WASHINGTON (AP) — Attorney General Jeff Sessions has vigorously pushed President Donald Trump’s agenda at the Justice Department and, before that, spent 20 years championing conservative causes in the Senate.

Yet as Sessions enters what may be the final stretch of his tenure, those efforts are at risk of being eclipsed by his boss’ relentless verbal jabs that have made the attorney general seem like a perpetual presidential punching bag. It’s a role Sessions never sought but perhaps could have anticipated.

The steady diatribes most recently a tweet excoriating Sessions for the federal indictments of two Republican congressmen, reflect Trump’s single-minded outrage over the special counsel’s Russia investigation and are all the more striking because Sessions is the cabinet member most clearly aligned with Trump’s values.

The treatment has largely overshadowed the attorney general’s work on violent crime, illegal immigration and opioid addiction, clouding a legacy that in other times would be more broadly cheered in conservative circles.

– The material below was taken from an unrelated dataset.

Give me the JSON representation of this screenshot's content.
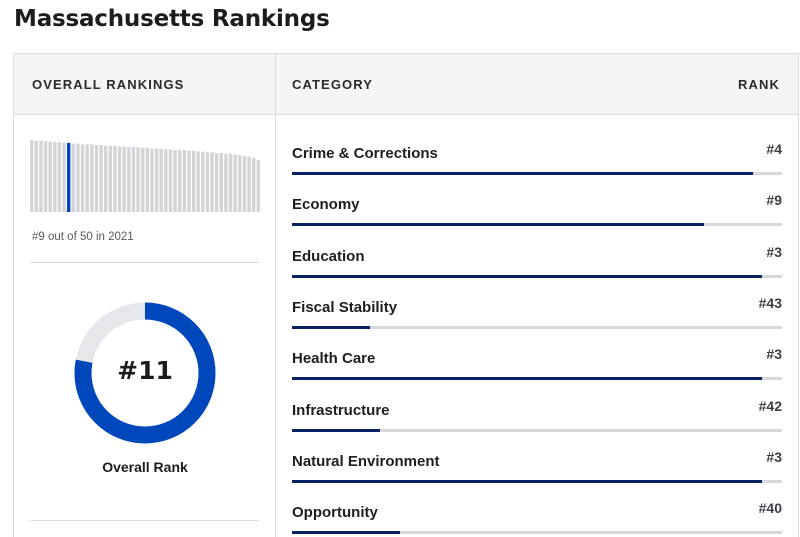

“There are folks that ask me constantly, ‘What’s wrong with Sessions?'” said former Cincinnati mayor Ken Blackwell, a longtime friend who says the criticism is “eroding what otherwise would be a very respectable portfolio.”

“The punches that he throws in Sessions’ direction are landing and they’re distorting the track record,” Blackwell added.

Sessions has mostly absorbed the blows quietly while marching through a tough-on-crime agenda, bringing to the job the same hard-line principles that once placed him far to the right of many other GOP senators.

He has encouraged more aggressive marijuana enforcement, directed prosecutors to bring the most serious charges they can prove, announced a zero-tolerance policy for immigrants crossing the border illegally and targeted the MS-13 gang.

But neither Sessions’ work nor his loyalty seems to resonate with Trump. The president has belittled his attorney general since Sessions stepped aside from an investigation into ties between Trump’s 2016 campaign and Russia. Trump interpreted the move, which legal experts said was inevitable given Sessions’ campaign support, as an act of disloyalty that led to special counsel Robert Mueller’s appointment.

Trump has said if he had known Sessions would take that step, he would not have picked the Alabama Republican to be attorney general. The president now asserts that Sessions never has had control of the department, and accuses Sessions of failing to aggressively pursue Trump’s political rivals and to investigate potential bias in the Russia investigation.